El hecho comenzó el lunes, alrededor de las 21.15, en el cruce de General Paz y Rivadavia, junto a las vías del tren de la línea Sarmiento, en la zona oeste porteña, donde un dibujante de 45 años transitaba a bordo de su camioneta Honda CVR y fue interceptado por cuatro delincuente que iban en un auto. Los asaltantes cruzaron su vehículo delante de la camioneta y dos de ellos, que portaban armas de fuego, la abordaron con fines de robo.
En ese momento, un grupo de gendarmes del Escuadrón Especial 7 del Operativo Centinela que se desplazaban hacia el partido bonaerense de La Matanza a realizar controles en la zona advirtió que el conductor de la Honda era reducido a culatazos en la cabeza por dos delincuentes. Ante esa situación, efectivos de la Gendarmería impartieron la voz de alto, pero los asaltantes respondieron a los tiros, uno de los cuales atravesó el parabrisas e hirió a un los efectivo en uno de sus brazos.
Según las fuentes, al advertir la presencia de los gendarmes, los otros dos delincuentes abandonaron el lugar en el auto con que llegaron, mientras que sus dos cómplices hicieron bajar al dueño de la camioneta e intentaron escapar con el vehículo robado. Sin embargo, los gendarmes de un segundo vehículo de la fuerza repelieron la agresión e hirieron a los dos sospechosos, quienes fueron detenidos en la colectora de General Paz.

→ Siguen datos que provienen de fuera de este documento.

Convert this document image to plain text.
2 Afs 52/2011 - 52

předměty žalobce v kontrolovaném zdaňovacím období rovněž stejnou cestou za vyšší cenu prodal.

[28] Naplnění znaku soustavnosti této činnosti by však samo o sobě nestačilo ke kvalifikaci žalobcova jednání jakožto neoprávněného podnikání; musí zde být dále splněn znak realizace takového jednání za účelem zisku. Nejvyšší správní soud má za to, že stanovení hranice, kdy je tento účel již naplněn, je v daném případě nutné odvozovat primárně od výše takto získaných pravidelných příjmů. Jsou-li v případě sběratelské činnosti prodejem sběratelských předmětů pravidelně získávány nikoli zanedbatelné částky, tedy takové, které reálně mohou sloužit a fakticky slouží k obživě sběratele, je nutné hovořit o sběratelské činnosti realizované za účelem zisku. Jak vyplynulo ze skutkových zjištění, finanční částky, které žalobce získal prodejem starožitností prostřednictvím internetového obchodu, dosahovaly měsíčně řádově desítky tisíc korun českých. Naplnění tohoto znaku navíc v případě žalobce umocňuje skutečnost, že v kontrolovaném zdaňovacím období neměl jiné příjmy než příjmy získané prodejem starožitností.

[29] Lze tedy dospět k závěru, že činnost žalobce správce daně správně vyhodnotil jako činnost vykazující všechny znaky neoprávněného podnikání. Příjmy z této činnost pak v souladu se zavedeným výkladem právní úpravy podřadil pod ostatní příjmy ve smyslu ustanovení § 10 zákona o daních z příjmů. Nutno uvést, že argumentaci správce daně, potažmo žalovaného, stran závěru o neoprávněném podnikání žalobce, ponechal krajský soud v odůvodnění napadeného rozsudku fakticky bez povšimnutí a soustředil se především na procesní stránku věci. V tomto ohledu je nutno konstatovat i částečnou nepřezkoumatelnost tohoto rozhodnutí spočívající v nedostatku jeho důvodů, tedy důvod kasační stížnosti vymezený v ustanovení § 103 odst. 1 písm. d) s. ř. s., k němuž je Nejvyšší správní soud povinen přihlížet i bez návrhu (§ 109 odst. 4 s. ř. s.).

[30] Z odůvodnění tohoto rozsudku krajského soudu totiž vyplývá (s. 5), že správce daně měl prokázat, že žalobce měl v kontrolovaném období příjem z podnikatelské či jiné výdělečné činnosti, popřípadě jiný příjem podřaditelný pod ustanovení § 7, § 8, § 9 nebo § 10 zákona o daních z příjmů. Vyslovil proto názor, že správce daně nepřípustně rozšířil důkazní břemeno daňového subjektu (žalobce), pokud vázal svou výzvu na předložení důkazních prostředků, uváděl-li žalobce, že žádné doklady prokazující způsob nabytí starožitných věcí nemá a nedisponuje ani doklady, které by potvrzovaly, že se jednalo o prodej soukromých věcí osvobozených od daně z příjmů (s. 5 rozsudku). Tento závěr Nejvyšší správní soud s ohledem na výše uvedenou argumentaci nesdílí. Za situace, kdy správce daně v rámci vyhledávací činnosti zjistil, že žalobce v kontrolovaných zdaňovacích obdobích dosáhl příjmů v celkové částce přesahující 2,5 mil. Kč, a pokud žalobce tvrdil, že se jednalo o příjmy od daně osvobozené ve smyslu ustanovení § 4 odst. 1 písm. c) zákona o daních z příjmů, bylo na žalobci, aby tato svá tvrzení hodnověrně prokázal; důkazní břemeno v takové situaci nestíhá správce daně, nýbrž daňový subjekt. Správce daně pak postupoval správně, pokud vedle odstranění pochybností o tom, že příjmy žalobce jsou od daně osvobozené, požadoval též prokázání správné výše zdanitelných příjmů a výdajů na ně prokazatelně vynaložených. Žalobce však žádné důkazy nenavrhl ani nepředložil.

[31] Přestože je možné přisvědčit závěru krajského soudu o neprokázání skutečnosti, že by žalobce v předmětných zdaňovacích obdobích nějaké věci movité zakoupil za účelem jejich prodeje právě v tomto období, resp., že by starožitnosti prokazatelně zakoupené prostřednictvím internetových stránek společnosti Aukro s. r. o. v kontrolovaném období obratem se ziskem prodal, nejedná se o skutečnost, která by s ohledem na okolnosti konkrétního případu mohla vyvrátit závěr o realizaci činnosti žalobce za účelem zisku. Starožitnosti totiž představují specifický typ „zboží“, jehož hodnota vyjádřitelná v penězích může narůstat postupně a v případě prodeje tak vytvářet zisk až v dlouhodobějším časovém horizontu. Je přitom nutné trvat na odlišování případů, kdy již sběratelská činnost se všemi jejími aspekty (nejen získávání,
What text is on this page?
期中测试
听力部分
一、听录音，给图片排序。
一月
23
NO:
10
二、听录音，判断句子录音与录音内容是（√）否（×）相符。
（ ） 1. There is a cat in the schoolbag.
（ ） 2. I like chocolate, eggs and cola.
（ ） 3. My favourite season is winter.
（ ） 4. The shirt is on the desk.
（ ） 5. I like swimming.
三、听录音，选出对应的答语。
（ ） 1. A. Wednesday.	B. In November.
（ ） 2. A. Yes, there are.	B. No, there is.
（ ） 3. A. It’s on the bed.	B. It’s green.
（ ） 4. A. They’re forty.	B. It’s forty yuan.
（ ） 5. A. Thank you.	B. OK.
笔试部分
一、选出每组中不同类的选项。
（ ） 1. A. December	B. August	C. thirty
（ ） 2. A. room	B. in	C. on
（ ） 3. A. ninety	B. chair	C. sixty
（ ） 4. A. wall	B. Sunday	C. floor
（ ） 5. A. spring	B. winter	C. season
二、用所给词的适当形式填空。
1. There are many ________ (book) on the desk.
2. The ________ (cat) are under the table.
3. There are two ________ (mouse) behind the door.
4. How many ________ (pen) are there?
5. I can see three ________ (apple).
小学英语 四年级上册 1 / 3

Tras el enfrentamiento, los dos detenidos baleados fueron trasladados al Hospital Santojanni, donde el mayor de ellos, que era tío del otro, murió alrededor de las 4 de ayer, confirmaron los voceros. Por su parte, el menor de los apresados fue intervenido quirúrgicamente y esta tarde continuaba internado en grave estado, mientras que la salud del gendarme baleado no corría peligro. En tanto, dentro de la Honda robada secuestraron cuatro armas de guerra y unas caretas que, se cree, los delincuentes utilizaban en sus robos.